According to Dr. Gary Richter, DVM, a dog peeing blood means there’s bleeding somewhere within the urinary tract — and could be a problem related to your dog’s kidneys, urinary bladder or urethra. If you have a male dog, prostate issues can also cause your dog to pee blood.
“As a general rule, blood in the urine is not an emergency unless the pet is passing what looks like straight blood,” Dr. Richter says. “Blood-tinged urine definitely needs to be evaluated, but unless the pet is uncomfortable, it’s not an emergency.”
Dr. Richter says that possible causes of your dog peeing blood include: urinary tract infections, kidney infections, bladder stones, kidney stones, or growths in the bladder, prostate or urethra. A prostate infection can also cause blood in the urine, or in less likely circumstances, pets with a systemic bleeding or blood clotting disorder.
According to Dr. Steve Weinberg, DVM, founder of 911 VETS in California, a dog peeing blood who’s also repeatedly straining to urinate or licking at his genitals could signal a urinary tract infection. If there’s a blockage from a urinary stone, you may notice your dog is more lethargic than usual, or possibly even vomiting because urine is backing up.
“Blood in the urine can be a serious sign warranting a visit with the vet,” Dr. Weinberg says. “The most common cause in dogs is a urinary tract infection, and on occasion, the urinary tract infection can be accompanied by the presence of urinary stones or even kidney stones.”
So, for a dog peeing blood, schedule a visit with your veterinarian — in some cases as soon as possible. Dr. Richter explains that the diagnosis for a dog peeing blood will usually begin with a urinalysis to check for an infection. “Other diagnostic tools used include blood tests to check for kidney issues or other medical problems, culturing urine to check for infections, and imaging such as x-rays or abdominal ultrasound,” he adds.
The treatment and prognosis for a dog peeing blood are going to depend on the diagnosis, since blood in the urine can point to a few different medical issues. “Urinary tract infections carry a good prognosis, while bladder tumors and clotting disorders are a guarded prognosis,” Dr. Weinberg explains. “Urinary blockages can also carry a good prognosis if the blockage is removed.”
Depending upon your dog’s diagnosis, Dr.
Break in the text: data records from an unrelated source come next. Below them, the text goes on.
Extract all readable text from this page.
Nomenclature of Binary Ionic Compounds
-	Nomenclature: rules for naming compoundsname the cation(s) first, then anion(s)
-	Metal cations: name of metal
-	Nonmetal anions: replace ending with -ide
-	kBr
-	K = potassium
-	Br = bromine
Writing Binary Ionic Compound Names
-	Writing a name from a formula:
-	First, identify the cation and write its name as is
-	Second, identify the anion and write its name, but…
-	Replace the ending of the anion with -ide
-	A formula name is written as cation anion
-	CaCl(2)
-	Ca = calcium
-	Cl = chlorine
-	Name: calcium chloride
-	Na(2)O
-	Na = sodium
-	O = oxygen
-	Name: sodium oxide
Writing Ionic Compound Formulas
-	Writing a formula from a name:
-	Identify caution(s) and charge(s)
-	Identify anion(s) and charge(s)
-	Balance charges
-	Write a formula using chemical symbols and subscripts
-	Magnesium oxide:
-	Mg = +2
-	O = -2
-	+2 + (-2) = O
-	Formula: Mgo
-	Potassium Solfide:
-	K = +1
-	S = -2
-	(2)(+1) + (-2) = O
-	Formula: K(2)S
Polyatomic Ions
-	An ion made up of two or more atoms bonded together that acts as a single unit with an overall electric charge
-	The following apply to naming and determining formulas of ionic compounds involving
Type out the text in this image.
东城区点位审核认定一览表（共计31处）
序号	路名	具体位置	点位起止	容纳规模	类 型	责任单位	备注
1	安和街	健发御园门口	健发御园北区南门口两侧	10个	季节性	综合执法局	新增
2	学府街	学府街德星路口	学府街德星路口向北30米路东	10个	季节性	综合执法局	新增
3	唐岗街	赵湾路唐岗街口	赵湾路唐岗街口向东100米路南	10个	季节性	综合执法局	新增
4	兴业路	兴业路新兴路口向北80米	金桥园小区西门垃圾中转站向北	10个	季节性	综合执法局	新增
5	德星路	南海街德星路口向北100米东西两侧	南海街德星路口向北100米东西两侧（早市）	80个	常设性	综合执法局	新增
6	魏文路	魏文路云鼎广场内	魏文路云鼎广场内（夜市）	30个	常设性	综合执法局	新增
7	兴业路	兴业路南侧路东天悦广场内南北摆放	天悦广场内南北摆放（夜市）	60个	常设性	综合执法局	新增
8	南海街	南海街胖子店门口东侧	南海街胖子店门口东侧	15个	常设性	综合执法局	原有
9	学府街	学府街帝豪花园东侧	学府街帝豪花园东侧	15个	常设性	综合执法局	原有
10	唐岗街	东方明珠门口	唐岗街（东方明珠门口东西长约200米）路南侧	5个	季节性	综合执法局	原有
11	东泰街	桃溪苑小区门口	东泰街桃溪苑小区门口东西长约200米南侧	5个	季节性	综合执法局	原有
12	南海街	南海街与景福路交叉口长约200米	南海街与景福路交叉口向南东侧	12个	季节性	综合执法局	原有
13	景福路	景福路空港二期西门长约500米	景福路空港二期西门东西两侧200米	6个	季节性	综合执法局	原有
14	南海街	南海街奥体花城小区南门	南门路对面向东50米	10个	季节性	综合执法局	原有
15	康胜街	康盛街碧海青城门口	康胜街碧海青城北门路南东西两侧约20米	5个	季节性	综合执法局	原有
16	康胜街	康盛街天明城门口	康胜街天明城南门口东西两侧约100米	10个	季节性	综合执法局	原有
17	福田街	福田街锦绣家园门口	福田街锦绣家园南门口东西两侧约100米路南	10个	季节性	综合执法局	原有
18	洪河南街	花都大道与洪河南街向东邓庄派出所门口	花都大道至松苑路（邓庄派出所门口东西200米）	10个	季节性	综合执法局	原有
Weinberg says treatment may include antibiotics, surgery to remove stones, chemotherapy or radiation for tumors, or no treatment in the case of trauma that caused a transient hemorrhage. Clotting disorders could potentially require transfusion with plasma and/or the use of Vitamin K. “Any change in behavior or normal patterns for water drinking and/or urination are cause to contact your veterinarian,” Dr. Richter says. “These could be early signs of medical issues.”